Although I'm a member of the Scottish Genealogy Society, I don't often look at their website. Today was one of the rare occasions when I did and I discovered a resource there of which I was previously unaware and which I thought was worth sharing.
One of the great resources of the Scottish Genealogy Society's library is the society's collection of monumental inscriptions. This is claimed to be the largest collection in Scotland and includes many unpublished transcripts as well as publications produced by family history societies all over Scotland.
The Society has now made details of all their holdings relating to Scottish deaths and burials available online through The Black Book.
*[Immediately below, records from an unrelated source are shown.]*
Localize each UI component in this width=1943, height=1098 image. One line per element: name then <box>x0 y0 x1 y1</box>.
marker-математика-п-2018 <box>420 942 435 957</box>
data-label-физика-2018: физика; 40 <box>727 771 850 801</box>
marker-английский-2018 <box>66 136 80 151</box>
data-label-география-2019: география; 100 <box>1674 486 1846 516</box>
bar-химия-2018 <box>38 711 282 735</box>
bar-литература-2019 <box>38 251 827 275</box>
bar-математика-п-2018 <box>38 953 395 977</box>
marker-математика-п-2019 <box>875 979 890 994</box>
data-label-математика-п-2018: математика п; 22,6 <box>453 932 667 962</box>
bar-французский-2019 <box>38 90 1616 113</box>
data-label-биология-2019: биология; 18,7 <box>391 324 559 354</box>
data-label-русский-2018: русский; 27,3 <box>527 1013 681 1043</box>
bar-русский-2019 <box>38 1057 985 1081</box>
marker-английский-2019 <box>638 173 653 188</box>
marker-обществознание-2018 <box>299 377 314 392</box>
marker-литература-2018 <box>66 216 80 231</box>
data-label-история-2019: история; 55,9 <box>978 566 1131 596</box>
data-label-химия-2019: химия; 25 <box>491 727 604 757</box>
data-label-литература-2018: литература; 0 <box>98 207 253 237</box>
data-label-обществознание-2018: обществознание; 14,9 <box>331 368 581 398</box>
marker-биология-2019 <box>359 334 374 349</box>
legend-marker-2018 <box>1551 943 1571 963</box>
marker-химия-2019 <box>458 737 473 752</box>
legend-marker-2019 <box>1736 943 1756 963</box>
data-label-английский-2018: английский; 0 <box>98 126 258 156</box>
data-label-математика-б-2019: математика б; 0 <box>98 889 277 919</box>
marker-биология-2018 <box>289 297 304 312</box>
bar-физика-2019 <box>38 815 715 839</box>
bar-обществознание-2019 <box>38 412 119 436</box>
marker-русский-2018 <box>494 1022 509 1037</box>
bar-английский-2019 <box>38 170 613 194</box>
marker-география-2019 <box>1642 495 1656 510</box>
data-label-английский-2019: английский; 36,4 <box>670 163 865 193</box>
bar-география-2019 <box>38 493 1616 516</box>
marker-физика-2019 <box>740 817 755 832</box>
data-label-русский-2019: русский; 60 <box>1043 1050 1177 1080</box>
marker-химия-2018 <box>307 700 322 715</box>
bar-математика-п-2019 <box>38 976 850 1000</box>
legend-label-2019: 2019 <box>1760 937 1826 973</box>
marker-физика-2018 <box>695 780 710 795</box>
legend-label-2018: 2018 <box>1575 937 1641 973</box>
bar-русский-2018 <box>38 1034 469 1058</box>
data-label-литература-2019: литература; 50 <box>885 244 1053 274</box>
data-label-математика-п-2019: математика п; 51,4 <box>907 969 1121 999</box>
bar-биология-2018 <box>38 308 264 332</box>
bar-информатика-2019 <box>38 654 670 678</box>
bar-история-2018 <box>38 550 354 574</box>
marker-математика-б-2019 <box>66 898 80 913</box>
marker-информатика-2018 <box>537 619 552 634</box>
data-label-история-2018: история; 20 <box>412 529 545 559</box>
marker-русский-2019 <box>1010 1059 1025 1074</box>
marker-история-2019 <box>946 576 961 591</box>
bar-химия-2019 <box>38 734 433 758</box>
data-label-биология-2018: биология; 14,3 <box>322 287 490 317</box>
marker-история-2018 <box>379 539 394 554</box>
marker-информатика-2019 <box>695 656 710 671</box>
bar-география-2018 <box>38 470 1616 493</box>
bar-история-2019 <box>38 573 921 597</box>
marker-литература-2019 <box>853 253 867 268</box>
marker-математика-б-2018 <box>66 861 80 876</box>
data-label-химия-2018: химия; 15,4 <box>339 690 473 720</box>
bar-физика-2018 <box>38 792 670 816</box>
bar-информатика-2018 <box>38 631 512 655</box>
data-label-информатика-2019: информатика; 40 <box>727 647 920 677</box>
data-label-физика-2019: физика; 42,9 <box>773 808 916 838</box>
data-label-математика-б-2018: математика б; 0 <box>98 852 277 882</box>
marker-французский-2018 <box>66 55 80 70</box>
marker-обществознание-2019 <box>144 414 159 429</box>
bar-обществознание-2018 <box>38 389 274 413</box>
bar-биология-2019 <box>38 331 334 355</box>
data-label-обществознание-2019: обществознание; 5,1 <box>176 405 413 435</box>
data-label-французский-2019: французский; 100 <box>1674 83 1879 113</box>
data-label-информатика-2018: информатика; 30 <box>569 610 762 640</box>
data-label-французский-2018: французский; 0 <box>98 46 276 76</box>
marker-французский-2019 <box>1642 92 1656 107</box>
These are a series of pdf documents which can be viewed online or downloaded to your computer and which show what burial, death and monumental records and indexes are held at the library for each parish in Scotland.
A Monument to the Miller family in Canongate Kirkyard, Edinburgh.
Even if you are not able to visit the Society's library in person to view the records and indexes, this acts as a very handy list of the majority of surviving records of Scottish deaths and burials prior to 1855.
Although not so comprehensive, it's also worth looking at the National Library of Scotland's Index of Published Monumental Inscriptions. This includes details of some nineteenth-century publications containing monumental inscriptions as well as inscriptions published in journals such as Scottish Notes and Queries. This index is only updated occasionally, however, so it is also recommended that you search the main library catalogue as well.
Whilst on The Scottish Genealogy Society's website don't forget that you can also download an index to The Scottish Genealogist journal covering 1953-2005 which includes plenty of articles on monumental inscriptions.